THE HAGUE, May 26 – In a historic verdict today, a Dutch court ruled that Shell must reduce its carbon emissions by 45 percent by 2030 from the 2019 levels.

Calling it a historic verdict, Greenpeace International in a press release today said that it was the first time that a major fossil fuel company is held accountable for its contribution to climate change and ordered to reduce its carbon emissions throughout its whole supply chain.

The reduction in its CO2 emissions by 45 percent by 2030, will be in line with limiting global warming to 1.5 degrees, it said.

“This limit is essential to minimize the risks of irreversible and catastrophic climate change. This climate case was brought by Friends of the Earth Netherlands (Milieudefensie), along with with Greenpeace Netherlands, ActionAid, Both ENDS, Fossielvrij NL, Jongeren Milieu Actief, the Waddenvereniging and 17,379 individual co-plaintiffs.”

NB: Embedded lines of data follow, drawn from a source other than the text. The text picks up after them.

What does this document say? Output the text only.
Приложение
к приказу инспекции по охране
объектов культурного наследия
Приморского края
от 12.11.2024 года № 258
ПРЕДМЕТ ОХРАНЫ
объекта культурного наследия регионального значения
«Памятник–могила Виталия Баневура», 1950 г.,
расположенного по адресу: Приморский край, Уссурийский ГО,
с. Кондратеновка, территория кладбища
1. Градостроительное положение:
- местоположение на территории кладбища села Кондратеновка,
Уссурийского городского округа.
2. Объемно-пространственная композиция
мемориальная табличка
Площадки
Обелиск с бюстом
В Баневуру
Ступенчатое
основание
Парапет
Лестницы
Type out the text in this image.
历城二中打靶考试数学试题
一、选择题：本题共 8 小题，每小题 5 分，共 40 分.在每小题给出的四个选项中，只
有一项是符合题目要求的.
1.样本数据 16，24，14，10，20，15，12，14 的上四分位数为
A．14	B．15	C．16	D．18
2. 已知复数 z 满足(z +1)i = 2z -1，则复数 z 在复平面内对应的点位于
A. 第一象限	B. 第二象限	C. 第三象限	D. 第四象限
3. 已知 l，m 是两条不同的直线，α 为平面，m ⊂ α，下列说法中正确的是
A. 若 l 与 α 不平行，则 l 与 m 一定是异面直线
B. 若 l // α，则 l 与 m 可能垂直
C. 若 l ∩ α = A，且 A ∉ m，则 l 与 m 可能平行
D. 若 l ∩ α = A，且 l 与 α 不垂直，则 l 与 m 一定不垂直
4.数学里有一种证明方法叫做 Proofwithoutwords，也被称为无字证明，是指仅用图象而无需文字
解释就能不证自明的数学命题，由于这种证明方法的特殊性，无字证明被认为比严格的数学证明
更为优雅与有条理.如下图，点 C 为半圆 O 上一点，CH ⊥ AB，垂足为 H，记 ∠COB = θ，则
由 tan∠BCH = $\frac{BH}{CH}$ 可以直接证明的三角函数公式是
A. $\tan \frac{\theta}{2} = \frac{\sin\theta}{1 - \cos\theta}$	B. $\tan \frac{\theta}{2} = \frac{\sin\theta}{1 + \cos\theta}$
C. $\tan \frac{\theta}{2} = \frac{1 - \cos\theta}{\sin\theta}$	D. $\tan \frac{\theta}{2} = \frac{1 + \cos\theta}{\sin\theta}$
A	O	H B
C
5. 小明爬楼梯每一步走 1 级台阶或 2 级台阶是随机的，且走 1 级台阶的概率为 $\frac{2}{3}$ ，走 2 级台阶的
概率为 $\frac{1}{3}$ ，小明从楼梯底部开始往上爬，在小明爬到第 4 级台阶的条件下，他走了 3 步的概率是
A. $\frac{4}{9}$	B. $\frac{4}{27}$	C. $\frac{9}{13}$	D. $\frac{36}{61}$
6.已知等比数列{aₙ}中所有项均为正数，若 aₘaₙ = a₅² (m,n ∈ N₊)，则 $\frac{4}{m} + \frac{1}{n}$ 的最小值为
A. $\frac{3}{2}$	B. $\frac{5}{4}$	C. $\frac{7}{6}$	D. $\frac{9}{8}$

Andy Palmen, interim director of Greenpeace Netherlands, said: ‘This verdict is a historic victory for the climate and everyone facing the consequences of the climate crisis. Congratulations to Milieudefensie and all other plaintiffs. Shell cannot continue to violate human rights and put profit over people and the planet.

“This verdict is a clear signal to the fossil fuel industry. Coal, oil and gas need to stay in the ground. People around the world are demanding climate justice. Today the court confirmed that the fossil fuel industry cannot continue their climate pollution. We can hold multinational corporations worldwide accountable for the climate crisis.’

Meanwhile, Shell has said that it will appeal against the verdict.